Taranto è una città a rischio estinzione. Un luogo benedetto da Dio e stramaledetto dagli uomini. Si respirano diossina e benzopirene in quantità industriali e i tumori sono ormai la norma. Il solito ricatto “lavoro o salute“, come se le due cose fossero inconciliabili e non si potesse lavorare senza inquinare l’ambiente e uccidere le persone. A Taranto oltre all’Ilva ci sono due inceneritori, uno, come sempre, della Marcegaglia. Per non farsi mancare nulla ieri sono stati sequestrate 27 tonnellate di rifiuti ferrosi radioattivi con tasso elevato di cobalto 60 destinati all’Ilva per produzione dell’acciaio.

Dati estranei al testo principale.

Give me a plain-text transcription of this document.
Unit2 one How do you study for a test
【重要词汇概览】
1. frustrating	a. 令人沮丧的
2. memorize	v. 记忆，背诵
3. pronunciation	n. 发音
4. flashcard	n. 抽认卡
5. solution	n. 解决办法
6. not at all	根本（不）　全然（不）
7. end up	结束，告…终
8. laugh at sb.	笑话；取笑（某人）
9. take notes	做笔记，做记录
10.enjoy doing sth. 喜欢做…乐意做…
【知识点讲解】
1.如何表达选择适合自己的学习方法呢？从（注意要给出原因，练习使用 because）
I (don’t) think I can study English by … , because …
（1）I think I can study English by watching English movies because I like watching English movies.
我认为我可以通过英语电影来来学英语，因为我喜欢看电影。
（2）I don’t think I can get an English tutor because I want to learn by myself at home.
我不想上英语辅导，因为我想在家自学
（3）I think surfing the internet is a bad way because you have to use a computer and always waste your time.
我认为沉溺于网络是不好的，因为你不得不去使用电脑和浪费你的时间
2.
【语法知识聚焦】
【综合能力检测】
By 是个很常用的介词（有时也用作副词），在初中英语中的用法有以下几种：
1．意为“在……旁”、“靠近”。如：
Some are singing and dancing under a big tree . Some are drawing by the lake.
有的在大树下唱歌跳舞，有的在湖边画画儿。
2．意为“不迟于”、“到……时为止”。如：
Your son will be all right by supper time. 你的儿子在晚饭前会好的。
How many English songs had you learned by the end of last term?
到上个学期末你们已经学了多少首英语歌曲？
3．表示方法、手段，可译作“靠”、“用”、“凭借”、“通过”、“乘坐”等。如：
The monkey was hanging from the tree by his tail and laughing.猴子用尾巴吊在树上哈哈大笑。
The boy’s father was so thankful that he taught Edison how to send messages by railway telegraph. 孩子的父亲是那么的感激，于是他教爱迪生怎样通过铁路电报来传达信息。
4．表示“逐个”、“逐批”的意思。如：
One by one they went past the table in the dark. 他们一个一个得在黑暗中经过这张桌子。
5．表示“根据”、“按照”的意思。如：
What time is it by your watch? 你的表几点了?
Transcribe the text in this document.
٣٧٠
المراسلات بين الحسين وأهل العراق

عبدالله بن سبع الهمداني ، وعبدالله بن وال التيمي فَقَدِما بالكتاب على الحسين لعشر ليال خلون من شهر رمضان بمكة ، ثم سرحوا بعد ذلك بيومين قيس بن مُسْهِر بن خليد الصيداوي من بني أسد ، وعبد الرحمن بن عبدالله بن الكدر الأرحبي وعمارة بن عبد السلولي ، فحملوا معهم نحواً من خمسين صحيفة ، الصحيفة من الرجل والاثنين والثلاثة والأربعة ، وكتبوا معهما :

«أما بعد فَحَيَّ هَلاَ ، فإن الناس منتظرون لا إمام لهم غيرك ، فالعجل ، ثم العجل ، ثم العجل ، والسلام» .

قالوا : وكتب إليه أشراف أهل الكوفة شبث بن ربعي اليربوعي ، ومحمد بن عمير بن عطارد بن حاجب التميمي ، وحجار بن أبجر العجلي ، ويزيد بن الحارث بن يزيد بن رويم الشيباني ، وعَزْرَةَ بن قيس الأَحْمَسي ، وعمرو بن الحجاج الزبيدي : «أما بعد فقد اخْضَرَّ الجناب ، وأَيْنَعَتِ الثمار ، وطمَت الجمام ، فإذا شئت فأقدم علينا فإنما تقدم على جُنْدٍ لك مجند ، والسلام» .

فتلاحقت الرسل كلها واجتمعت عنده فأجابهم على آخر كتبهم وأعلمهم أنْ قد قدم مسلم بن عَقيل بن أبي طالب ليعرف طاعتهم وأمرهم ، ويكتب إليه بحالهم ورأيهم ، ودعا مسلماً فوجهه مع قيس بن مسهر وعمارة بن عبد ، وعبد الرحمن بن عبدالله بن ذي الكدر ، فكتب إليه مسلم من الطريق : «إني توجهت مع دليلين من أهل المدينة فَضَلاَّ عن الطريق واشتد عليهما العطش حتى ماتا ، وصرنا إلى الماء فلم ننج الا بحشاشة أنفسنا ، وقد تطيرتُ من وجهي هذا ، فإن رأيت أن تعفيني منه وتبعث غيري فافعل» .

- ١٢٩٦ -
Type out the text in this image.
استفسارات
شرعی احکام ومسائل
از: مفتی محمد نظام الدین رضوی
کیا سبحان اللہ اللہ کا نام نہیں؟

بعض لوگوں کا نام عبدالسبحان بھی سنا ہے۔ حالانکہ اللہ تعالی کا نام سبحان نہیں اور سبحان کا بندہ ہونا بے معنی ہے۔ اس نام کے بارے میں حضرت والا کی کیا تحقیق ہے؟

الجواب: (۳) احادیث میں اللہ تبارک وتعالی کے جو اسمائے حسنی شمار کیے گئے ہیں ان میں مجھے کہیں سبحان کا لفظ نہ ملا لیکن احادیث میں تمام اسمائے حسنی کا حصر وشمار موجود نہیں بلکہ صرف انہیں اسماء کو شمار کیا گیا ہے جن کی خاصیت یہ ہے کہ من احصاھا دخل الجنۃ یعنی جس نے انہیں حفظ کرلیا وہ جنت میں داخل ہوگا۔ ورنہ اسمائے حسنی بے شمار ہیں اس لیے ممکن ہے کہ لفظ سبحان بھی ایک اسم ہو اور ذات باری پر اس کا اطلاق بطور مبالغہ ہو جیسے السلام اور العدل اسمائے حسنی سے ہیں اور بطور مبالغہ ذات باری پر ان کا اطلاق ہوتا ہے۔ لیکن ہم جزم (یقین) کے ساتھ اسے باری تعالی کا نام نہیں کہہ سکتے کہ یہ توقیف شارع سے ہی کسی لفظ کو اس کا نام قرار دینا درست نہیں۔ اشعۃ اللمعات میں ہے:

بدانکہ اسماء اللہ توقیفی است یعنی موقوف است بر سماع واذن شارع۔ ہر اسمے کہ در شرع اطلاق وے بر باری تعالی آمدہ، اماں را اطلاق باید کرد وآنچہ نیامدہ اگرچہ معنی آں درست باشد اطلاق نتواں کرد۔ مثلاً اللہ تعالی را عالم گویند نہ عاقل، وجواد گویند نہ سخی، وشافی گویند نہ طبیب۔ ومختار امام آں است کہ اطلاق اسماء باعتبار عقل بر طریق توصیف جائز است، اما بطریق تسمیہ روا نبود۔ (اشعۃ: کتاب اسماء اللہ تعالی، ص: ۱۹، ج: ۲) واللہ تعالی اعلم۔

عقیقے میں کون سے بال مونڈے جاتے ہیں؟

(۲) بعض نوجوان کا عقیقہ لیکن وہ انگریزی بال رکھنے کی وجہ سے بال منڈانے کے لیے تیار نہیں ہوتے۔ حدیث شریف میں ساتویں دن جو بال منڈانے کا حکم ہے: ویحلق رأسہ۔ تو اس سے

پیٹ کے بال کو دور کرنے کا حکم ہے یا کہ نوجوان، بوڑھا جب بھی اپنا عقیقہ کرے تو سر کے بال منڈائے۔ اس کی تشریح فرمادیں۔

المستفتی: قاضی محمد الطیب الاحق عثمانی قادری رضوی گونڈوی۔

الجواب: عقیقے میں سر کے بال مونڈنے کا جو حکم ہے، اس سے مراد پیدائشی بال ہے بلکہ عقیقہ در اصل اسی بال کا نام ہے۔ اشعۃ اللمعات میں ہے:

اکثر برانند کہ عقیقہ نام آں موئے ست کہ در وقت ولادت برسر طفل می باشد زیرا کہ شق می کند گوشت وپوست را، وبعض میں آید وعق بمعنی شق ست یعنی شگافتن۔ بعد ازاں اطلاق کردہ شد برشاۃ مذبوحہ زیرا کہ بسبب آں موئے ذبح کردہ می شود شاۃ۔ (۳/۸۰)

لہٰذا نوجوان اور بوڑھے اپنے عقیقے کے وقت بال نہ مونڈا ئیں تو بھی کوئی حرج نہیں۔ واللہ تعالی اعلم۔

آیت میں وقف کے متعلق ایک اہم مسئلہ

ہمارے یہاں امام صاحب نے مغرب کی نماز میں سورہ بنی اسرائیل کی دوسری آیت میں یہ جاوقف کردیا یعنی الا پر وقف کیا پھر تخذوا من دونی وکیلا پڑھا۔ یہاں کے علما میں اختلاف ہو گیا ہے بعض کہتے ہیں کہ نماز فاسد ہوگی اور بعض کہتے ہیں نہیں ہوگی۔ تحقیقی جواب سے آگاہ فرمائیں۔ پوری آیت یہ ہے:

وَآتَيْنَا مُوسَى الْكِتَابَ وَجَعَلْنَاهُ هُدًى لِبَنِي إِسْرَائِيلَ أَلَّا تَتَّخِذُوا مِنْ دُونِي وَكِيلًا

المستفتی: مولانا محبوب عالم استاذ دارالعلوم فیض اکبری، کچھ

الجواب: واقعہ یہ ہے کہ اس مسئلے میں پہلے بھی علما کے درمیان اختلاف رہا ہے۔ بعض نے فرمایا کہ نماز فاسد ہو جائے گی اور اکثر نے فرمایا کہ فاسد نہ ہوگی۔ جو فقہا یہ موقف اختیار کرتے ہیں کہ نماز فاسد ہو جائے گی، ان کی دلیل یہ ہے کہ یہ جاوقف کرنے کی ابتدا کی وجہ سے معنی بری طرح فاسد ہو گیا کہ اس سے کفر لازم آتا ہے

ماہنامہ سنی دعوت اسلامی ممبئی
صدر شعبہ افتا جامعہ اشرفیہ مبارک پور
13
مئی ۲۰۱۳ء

Intervista a Federico Catucci organizer degli Amici di Beppe Grillo di Taranto.
Vi vorrei parlare della mia meravigliosa città, che è stata la capitale della Magna Grecia e che ha chiuso con un dissesto di circa 637 milioni di Euro nel 2008.
Se guardate Taranto attraverso Google Maps noterete che è un cratere nero, scomparso, c’è la polvere di carbone, la polvere di ferro che ci sommerge da cinque decadi, da quando hanno deciso che in questo luogo bellissimo con due mari, questo luogo incredibile doveva essere sede della più grande acciaieria d’Europa. In più c’è l’Eni che è un petrolchimico, Cementir… tutta una serie di aziende pesanti che si trovano a meno di 100 metri, tutto questo potete immaginare quanto sia benefico per la salute.

Taranto è un cratere nero ( espandi | comprimi)
Taranto, visto che si trova in questa situazione per la sanità e l’ambiente, nel 1986 è stata dichiarata a elevato rischio ambientale. Nel 1998 è stato approvato un piano per il disinquinamento del territorio della Provincia e il risanamento dello stesso territorio, tuttavia è rimasto e rimane sulla carta, nonostante gli impegni, nonostante la nostra azione di protesta e di proposta, seguite da una serie di promesse da parte della parte industriale, della politica e dei sindacati,

Mezzo secolo di diossine ( espandi | comprimi)
Sono 50 anni che vengono emessi quantità di diossina, la Regione sotto l’insistenza da parte dei cittadini tarantini ha creato una legge farlocca promettendo di far abbassare i valori di inquinamento da diossina a livelli delle norme europee, ma in realtà, siccome la legge è stata realizzata per perdere tempo e hanno legiferato in materia ambientale, c’è stata da parte del governo l’eccezione di competenza e sono state svuotate completamente la legge e i suoi valori.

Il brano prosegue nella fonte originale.